Durante su homilía, el Enviado Especial de Papa Benedicto XVI, manifestó que la celebración es justificada puesto que no hay ningún modelo mejor que el de Santo Toribio de Mogrovejo para un cristiano.

Añadió que Santo Toribio nos deja un claro mensaje, “los problemas del Perú son hoy muy distintos de los de su tiempo, pero no menos graves que aquellos”, problemas a cuya solución está obligada la Iglesia en virtud de su misión y función desde la verdad, desde la connatural e inviolable dignidad de todo ser humano y desde el mandato de amor que implica la justicia y el perdón”.

Destacó también que como instrumentos eficaces de su evangelización la Iglesia contó, bajo Toribio de Mogrovejo, con el Concilio Limense y su célebre catecismo.

“Ustedes cuentan con el Concilio Vaticano II y el nuevo Catecismo de la Iglesia en su versión más amplia y abreviada. Acudan una y otra vez a dichas versiones y familiarícense con ellas”, expresó el Cardenal, quien culminó su discurso pidiendo a los miles de fieles presentes que sean fuertes e intrépidos como el Santo Arzobispo.
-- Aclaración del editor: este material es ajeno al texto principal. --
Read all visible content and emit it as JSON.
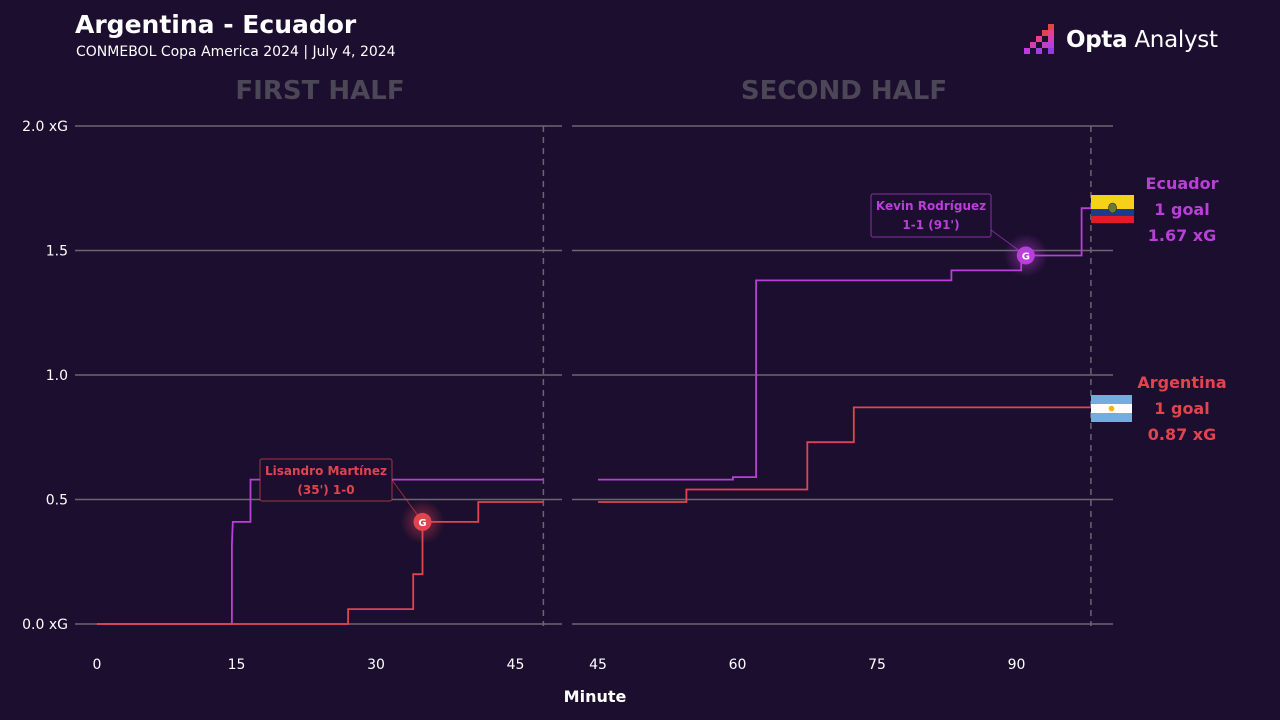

En la Santa Misa estuvieron presente el Alcalde de Lima, Luis Castañeda Lossio, el presidente del Congreso, Marcial Ayaipoma, y el canciller de la República, Óscar Maúrtua de Romaña


Congreso condecoró a Santo Toribio

Al término de la Santa Misa, el Presidente del Congreso, Marcial Ayaipoma, a nombre del Congreso de la República, condecoró a Santo Toribio de Mogrovejo con la con el grado de Gran Cruz en Grado Póstumo. Mientras que el alcalde de Lima, Luis Castañeda Lossio, entregó la medalla de la ciudad de Lima al Santo Arzobispo.

Posteriormente, en ceremonia celebrada en el Palacio Arzobispal, el presidente del Congreso entregó la medalla del Congreso en el grado de Gran Oficial al Enviado Especial del Papa Benedicto XVI, Cardenal Nicolás de Jesús López Rodríguez.